The Government (who I loathe with a passion btw) has not announced a new process. It is not requiring the gathering of any data that are not already collected. It is not proposing a new database. Absolutely nothing is new except that data will be stored in such a way that they are accessible to practitioners faced with children with difficult-to-explain injuries.
It was suggested above that doctors need more training to spot non-accidental injuries. If only that we're possible. A spiral fracture of the femur of an immobile child is probably abuse, but a clean tibia break on a 3yo boy? How do any of the contributors to this thread think a doctor can tell when an accident is genuine? Asking the parents can be useful but abusers are often cunning and agree a story before presenting. How they are dressed, how they speak, how angry or panicked they are are almost useless as diagnostic tools, in case any of you were thinking about those options but didn't want to say. Asking the child can be useful but there is a narrow window - which is different for every child - between a child learning to speak and being capable of being scared into concealing truth, if that is what their carers want. Sad, but true.
What else is there, then?
Why does a doctor take a medical history whenever you as an adult seeks a consultation? Because diagnosis requires it, and without diagnosis there can be no treatment. Adults complain if a doctor doesn't ask them enough questions because we all know how important it is.

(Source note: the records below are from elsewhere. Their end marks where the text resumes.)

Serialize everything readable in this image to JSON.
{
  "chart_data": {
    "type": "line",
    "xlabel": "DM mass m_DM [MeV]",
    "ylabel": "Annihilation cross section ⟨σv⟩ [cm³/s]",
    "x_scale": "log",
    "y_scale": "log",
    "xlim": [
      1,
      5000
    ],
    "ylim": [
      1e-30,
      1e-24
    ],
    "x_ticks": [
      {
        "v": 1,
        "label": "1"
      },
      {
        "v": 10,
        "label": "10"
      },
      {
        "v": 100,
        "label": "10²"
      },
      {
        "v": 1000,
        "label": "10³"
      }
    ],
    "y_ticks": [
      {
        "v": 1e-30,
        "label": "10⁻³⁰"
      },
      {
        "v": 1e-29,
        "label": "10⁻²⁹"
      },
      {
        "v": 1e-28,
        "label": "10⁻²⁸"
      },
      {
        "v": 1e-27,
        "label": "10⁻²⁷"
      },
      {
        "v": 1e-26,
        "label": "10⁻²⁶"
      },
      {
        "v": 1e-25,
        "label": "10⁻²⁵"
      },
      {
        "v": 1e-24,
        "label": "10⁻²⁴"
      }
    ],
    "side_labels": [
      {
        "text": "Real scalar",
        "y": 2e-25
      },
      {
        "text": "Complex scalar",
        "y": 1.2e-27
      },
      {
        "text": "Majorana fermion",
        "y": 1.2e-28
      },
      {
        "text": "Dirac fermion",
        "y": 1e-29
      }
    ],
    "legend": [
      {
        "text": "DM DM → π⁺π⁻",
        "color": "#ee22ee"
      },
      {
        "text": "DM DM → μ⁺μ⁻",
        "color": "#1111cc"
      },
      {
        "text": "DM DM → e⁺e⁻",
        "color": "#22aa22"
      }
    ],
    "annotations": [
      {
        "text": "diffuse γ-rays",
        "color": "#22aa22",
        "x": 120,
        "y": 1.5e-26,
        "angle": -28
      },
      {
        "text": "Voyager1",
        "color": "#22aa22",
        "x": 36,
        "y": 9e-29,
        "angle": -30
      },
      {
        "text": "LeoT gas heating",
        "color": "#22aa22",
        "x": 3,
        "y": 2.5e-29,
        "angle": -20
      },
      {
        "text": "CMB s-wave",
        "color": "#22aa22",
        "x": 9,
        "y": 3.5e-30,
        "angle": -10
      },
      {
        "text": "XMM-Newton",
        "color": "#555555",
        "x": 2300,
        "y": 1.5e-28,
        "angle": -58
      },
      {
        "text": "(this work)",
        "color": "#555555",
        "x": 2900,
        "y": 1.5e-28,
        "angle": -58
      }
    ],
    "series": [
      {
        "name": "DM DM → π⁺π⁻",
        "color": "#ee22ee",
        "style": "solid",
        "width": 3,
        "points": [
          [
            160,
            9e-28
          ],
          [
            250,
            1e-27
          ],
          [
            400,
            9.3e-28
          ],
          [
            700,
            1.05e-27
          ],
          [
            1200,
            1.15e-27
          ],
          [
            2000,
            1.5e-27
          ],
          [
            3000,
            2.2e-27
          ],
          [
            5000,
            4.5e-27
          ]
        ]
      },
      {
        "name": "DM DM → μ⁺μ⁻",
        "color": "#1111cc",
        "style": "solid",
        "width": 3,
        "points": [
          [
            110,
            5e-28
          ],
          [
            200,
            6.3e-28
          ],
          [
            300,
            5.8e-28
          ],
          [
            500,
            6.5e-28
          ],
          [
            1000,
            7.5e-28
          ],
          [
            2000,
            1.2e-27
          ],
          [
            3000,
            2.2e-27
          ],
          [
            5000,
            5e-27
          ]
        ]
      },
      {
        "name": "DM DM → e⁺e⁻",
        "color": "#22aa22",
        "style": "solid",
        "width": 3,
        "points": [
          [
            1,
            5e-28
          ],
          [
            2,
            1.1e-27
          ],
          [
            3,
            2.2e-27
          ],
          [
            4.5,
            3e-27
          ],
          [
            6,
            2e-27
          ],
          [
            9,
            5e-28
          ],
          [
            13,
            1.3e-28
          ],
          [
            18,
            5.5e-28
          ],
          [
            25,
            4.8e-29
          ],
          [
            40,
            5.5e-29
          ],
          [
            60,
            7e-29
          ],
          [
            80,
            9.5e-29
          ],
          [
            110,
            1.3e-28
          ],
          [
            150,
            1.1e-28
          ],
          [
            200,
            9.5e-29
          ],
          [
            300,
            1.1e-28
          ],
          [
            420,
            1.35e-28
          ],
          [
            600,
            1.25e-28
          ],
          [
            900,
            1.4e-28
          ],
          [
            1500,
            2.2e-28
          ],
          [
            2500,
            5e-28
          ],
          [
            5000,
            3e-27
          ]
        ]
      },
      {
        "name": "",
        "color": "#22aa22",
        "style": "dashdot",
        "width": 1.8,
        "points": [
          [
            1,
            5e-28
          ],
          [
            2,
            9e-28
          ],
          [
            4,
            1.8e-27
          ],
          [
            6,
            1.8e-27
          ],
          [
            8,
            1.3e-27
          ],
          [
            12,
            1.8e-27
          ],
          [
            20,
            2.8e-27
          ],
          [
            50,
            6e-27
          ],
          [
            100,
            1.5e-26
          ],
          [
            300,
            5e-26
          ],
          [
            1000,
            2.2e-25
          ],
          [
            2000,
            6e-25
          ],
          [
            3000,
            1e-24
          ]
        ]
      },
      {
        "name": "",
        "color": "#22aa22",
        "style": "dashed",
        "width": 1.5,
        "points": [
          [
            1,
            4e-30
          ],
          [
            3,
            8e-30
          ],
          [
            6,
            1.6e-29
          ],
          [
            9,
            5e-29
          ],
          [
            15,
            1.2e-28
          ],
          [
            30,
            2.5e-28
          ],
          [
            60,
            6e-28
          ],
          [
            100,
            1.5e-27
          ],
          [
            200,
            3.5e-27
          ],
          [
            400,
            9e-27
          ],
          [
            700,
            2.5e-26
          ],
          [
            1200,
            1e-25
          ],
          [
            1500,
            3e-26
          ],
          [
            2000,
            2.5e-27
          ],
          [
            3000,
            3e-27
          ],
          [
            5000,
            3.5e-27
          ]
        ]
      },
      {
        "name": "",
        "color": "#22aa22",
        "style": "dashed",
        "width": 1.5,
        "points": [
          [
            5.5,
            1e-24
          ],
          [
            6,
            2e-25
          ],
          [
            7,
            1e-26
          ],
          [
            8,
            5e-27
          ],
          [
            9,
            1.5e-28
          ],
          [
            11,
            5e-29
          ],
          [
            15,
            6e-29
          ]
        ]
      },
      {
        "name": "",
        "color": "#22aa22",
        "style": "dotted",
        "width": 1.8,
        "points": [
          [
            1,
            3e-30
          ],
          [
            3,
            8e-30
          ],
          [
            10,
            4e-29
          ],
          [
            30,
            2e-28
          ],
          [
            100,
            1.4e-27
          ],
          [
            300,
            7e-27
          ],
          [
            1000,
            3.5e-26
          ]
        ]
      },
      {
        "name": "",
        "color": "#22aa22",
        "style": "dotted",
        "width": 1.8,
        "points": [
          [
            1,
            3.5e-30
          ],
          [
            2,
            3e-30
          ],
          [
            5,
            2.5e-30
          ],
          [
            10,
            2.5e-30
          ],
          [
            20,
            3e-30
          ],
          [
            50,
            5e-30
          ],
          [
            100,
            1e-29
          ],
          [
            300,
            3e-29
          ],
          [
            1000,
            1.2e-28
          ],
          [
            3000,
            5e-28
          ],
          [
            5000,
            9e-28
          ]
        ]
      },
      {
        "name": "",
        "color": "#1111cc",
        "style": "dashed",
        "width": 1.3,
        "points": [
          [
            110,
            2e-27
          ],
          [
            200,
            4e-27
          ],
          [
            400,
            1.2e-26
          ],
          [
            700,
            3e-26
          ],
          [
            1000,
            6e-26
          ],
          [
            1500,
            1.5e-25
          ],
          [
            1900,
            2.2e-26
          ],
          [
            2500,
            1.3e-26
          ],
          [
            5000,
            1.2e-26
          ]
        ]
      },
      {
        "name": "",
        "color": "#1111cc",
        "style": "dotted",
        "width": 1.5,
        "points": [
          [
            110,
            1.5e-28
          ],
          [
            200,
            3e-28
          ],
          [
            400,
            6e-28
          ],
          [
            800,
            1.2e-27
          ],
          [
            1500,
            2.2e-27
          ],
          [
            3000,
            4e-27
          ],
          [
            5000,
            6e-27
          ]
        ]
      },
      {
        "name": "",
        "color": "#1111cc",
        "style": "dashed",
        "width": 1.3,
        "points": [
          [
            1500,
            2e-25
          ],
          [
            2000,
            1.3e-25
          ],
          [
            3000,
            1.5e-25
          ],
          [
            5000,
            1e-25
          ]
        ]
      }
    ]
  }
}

It follows that if either of my DDs goes to A & E I want the hospital to have as much information as possible. Why wouldn't you want that too? The raw data which will be available if this database-sharing initiative works (big if!) will be part of the picture used to treat our children. The fact that a child has been to hospital many times proves nothing, but it can inform clinical observations just as knowing in an adult whether or not they smoke.
Those children with conditions requiring frequent medical attention will be better protected when every medic who encounters the child can see that by consulting the computer. Frankly I am HUUUGELY suspicious of anyone who claims their child has, say, brittle bones and would be greatly assisted to know immediately that they are telling the truth.
I don't understand the comments about 'box-ticking'. All this information is gathered anyway and is shared with varying success as observed above. What is proposed is not a process, or a step in treatment to be completed before the practitioner moves on: it is a means by which a child's medical history can be available to a practitioner when that child is in her or his care. To talk of 'box-ticking' is to misunderstand how emergency medicine works.
As for those who think that abusers will not take their children to hospital because they will get in trouble, consider that children keep turning up at hospital even when abuse is obvious. Even the most inadequate and (literally) hateful parents do not want to be prosecuted so - as unlikely as it may seem - come to hospital for the child to be fixed before s/he gets worse. Sadly, the parents want to save their own skins more than they care about their children so I can't see that process stopping.
Finally, a word to those who say they would be more reluctant to take their children to A & E because of this. Please have a long, long moment to think about that. You are actually saying that you would deny urgent medical treatment to your child because you are scared of what others might think about you. That is a stunning and disturbing admission which, frankly, I don't believe. If you think your child needs to go to A&E you take them immediately and hang what anyone might say. They are your joy, your own, your responsibility: they rely on you to be brave. If you pause, that is a cause for concern.
Best wishes, Huppopapa (who went to A&E as a child with an axe-wound!)